Seit der Flucht von Jürgen Graf, dem eifrigsten Schweizer Holocaust-Leugner, hat die kleine Gruppe der publizierenden Schweizer Holocaust-Leugner an Schwung verloren. Organisierte die Vereinigung im Winter 1999/2000 mehrere gut besuchte Veranstaltungen fanden in den vergangenen Monaten – soweit bekannt – keine weiteren Veranstaltungen mehr statt. Die ideologische Ausstrahlung in weitere Teile der rechtsextremistischen Szene ist jedoch geblieben. Dazu zeugt auch ein Hinweis im elektronisch verbreiteten Newsletter „Reconquête“, den die Genfer Jeunesse Nationaliste Suisse et Européene verbreitet. Die jungen Genfer empfehlen eine die Kontaktaufnahme mit „Vérité et Justice“, der Vereinigung der Schweizer Holocaust-Leugner. Der Verein veröffentliche, so „Reconquête“, „gute Literatur, die sich sehr stark von der Desinformation der Medien und der Politik“ abhebe.

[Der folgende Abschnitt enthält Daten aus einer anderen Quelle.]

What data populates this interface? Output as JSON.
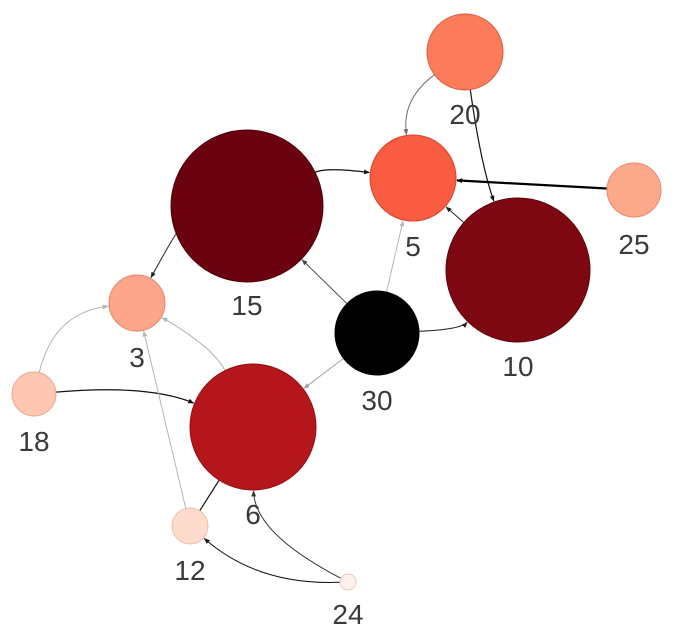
{
  "graph": {
    "nodes": [
      {
        "id": "20",
        "label": "20",
        "fill": "#fb7b5b",
        "stroke": "#d9583d"
      },
      {
        "id": "5",
        "label": "5",
        "fill": "#fa5c42",
        "stroke": "#d8402a"
      },
      {
        "id": "25",
        "label": "25",
        "fill": "#fca98b",
        "stroke": "#e88a6c"
      },
      {
        "id": "15",
        "label": "15",
        "fill": "#6b0210",
        "stroke": "#4e0009"
      },
      {
        "id": "10",
        "label": "10",
        "fill": "#7d0812",
        "stroke": "#5c020a"
      },
      {
        "id": "3",
        "label": "3",
        "fill": "#fca58a",
        "stroke": "#e4866a"
      },
      {
        "id": "30",
        "label": "30",
        "fill": "#000000",
        "stroke": "#000000"
      },
      {
        "id": "18",
        "label": "18",
        "fill": "#fdc7b2",
        "stroke": "#eaa891"
      },
      {
        "id": "6",
        "label": "6",
        "fill": "#b5161b",
        "stroke": "#8f0d12"
      },
      {
        "id": "12",
        "label": "12",
        "fill": "#fddccd",
        "stroke": "#ecbda9"
      },
      {
        "id": "24",
        "label": "24",
        "fill": "#fff2ec",
        "stroke": "#e8c9bb"
      }
    ],
    "edges": [
      {
        "from": "20",
        "to": "5",
        "color": "#6f6f6f"
      },
      {
        "from": "20",
        "to": "10",
        "color": "#111111"
      },
      {
        "from": "25",
        "to": "5",
        "color": "#000000"
      },
      {
        "from": "15",
        "to": "5",
        "color": "#111111"
      },
      {
        "from": "10",
        "to": "5",
        "color": "#222222"
      },
      {
        "from": "15",
        "to": "3",
        "color": "#222222"
      },
      {
        "from": "30",
        "to": "15",
        "color": "#444444"
      },
      {
        "from": "30",
        "to": "10",
        "color": "#222222"
      },
      {
        "from": "30",
        "to": "5",
        "color": "#b5b5b5"
      },
      {
        "from": "30",
        "to": "6",
        "color": "#a0a0a0"
      },
      {
        "from": "18",
        "to": "3",
        "color": "#b5b5b5"
      },
      {
        "from": "18",
        "to": "6",
        "color": "#111111"
      },
      {
        "from": "6",
        "to": "3",
        "color": "#b0b0b0"
      },
      {
        "from": "12",
        "to": "3",
        "color": "#b5b5b5"
      },
      {
        "from": "12",
        "to": "6",
        "color": "#111111"
      },
      {
        "from": "24",
        "to": "6",
        "color": "#333333"
      },
      {
        "from": "24",
        "to": "12",
        "color": "#111111"
      }
    ]
  }
}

Missglückt ist der Versuch von Verité et Justice in Beirut Ende März 2001 in Beirut eine grosse internationale Konferenz der Holocaust-Leugner abzuhalten. Nach einigen Medienberichten und Interventionen libanesischer Behörden mussten die Organisatoren den Anlass absagen. Weiterhin erscheint jedoch ein „Bulletin d’information“ der Vereinigung, meist vierseitig, gelegentlich aber auch nur zweiseitig.

Graf ist nicht der einzige Schweizer Holocaust-Leugner, der sich der Strafe entzogen hat. Von der Südspitze Portugal aus, meldet er sich gelegentlich Adres J. Studer mit Comminiqués. Anfang 2001 beispielsweise, behauptete er, dass er sich „als Christ und Anthroposoph“ [Andres J. Studer, Comminiqué vom 17. 1. 2001, zitiert in Courrier du Contient, Numéro 427, März 2001, S. 2. „Comme chrétien und anthroposophe je m’oppose au mensonge international de l’holocauste“]gegen die „internationale Lüge vom Holocaust“ stelle. Auch der Winterthurer Max Wahl verbreitet seine „Notizen“ weiterhin. Zwar nur noch „für den engsten Kreis ehemaliger ‚Eidgenoss‘-Abonnenten“, doch die Botschaft ist unvermindert eine Verherrlichung des Nationalsozialismus‘. Im Sommer 2001 schreibt Wahl beispielsweise: „Aber der eigentliche deutsche Fortschritt, von dem man also weiss, haben bestimmte Deutsche, die nach 1945 ebenfalls unauffindbar waren, vor den Räubern und Zerstörern in Sicherheit gebracht. Der jüdisch-allierte Krieg gegen das Reich geht deshalb weiter. Wahl spielt damit auf Vorstellungen der ‚braunen Esoterik‘ an.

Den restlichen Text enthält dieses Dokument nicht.